The '007' image does not convert while the '032' and '052' do convert from hdf to cog. I tested on my old code and I was able to get the '007' image to convert.

image

HamedAlemo commented 1 year ago

@mcecil please share the url of the HDF file for the 007 image so I can try on my end and see if I can debug.

mcecil commented 1 year ago

Here is the bad file: https://hls.gsfc.nasa.gov/data/v1.4/S30/2020/15/S/T/T/HLS.S30.T15STT.2020007.v1.4.hdf

Subbing in days 32 and 52 should give files that work.

mcecil commented 1 year ago

not sure if it matters, but the reprojected HLS tifs have a weird 0 data rectangle above the hls values.

the images do align though. I checked pixel alignment and also road overlap (so the HLS image is in the right place)

image

mcecil commented 1 year ago

to-do list:

For the cloud coverage issue, I tested one tile T15STT. There were 0 images in Mar-Sept with 0% cloud cover.

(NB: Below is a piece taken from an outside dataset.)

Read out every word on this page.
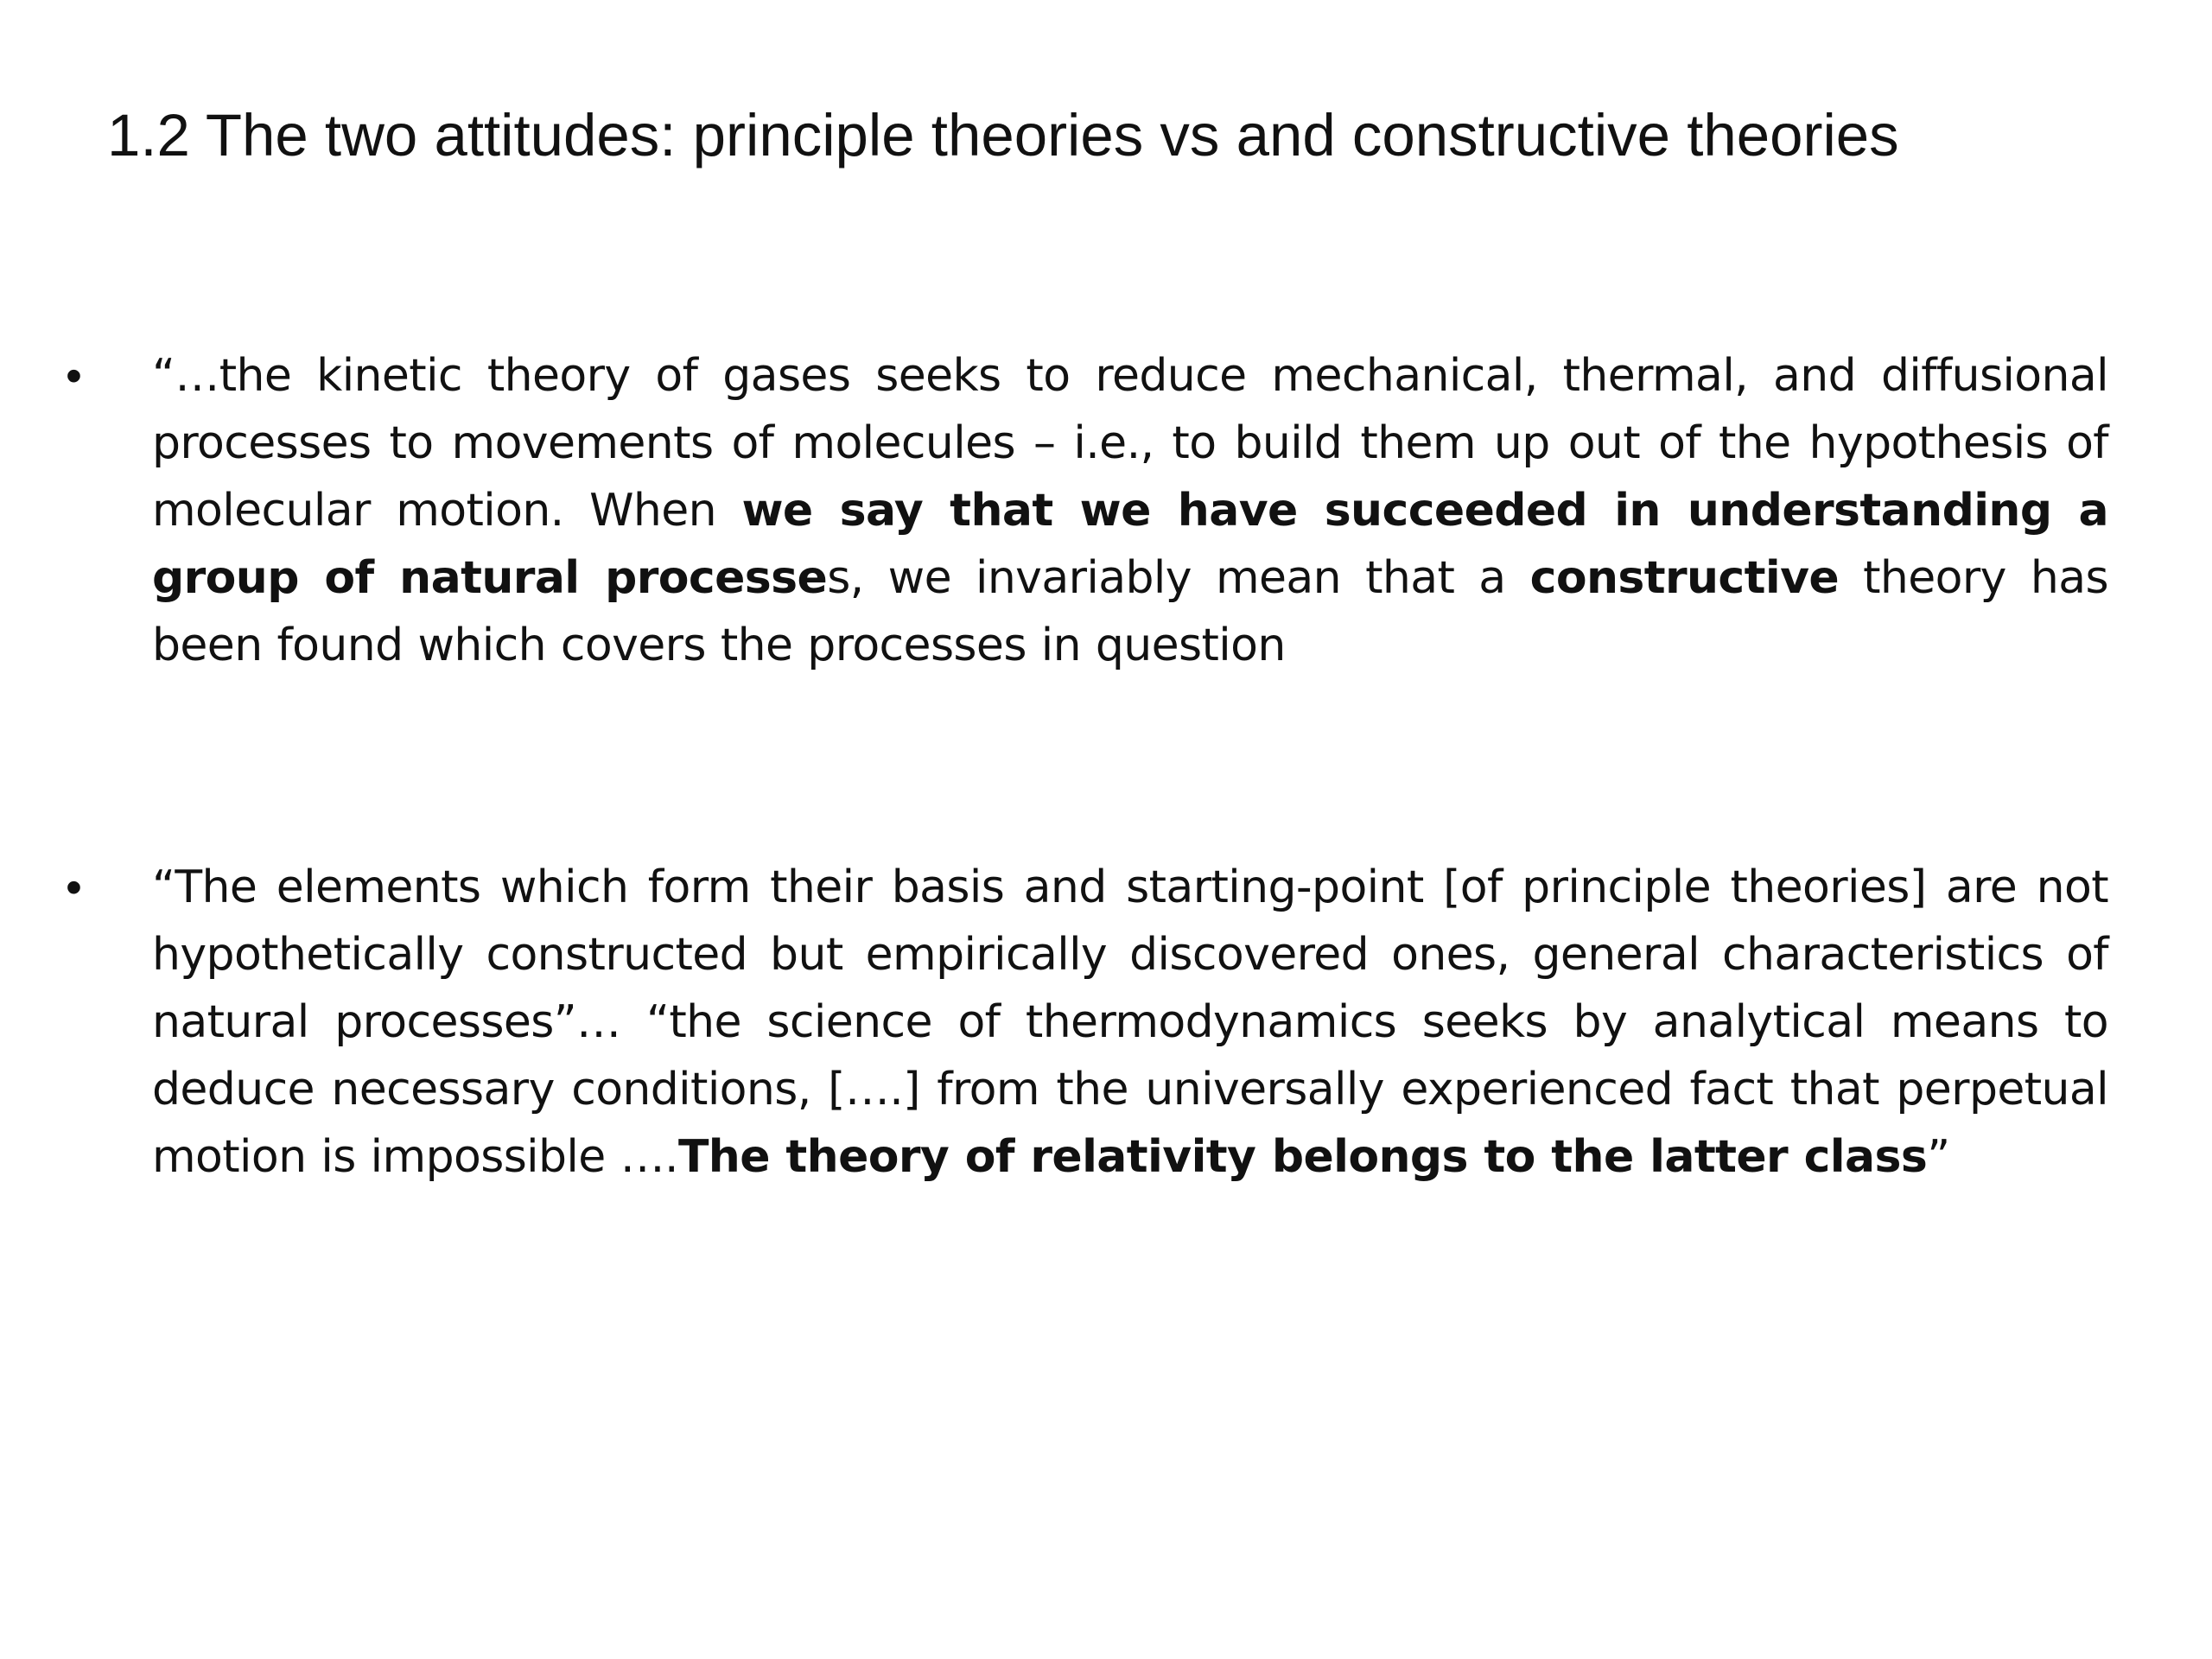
1.2 The two attitudes: principle theories vs and constructive theories
• “…the kinetic theory of gases seeks to reduce mechanical, thermal, and diffusional processes to movements of molecules – i.e., to build them up out of the hypothesis of molecular motion. When we say that we have succeeded in understanding a group of natural processes, we invariably mean that a constructive theory has been found which covers the processes in question

• “The elements which form their basis and starting-point [of principle theories] are not hypothetically constructed but empirically discovered ones, general characteristics of natural processes”… “the science of thermodynamics seeks by analytical means to deduce necessary conditions, [….] from the universally experienced fact that perpetual motion is impossible ….The theory of relativity belongs to the latter class”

There were 7 images with <= 5%

HamedAlemo commented 1 year ago

not sure if it matters, but the reprojected HLS tifs have a weird 0 data rectangle above the hls values.

the images do align though. I checked pixel alignment and also road overlap (so the HLS image is in the right place)

image

@mcecil we forgot to talk about this in our call. This is the result of interpolation. I wouldn't worry about it.

kordi1372 commented 1 year ago

https://nasa-openscapes.github.io/2021-Cloud-Hackathon/tutorials/02_Data_Discovery_CMR-STAC_API.html

HamedAlemo commented 1 year ago

@mcecil and @kordi1372 , I just noticed we didn't close the issues on this report from the first version of the code that Mike developed. It's best if we close these, since they are implemented already with v1.4 of the data, add a tag to GitHub to keep record of the current working version of the code (Let me know if you need help with this) and start a new set of issues for Fatemeh to update the code for using v2.0 of the data.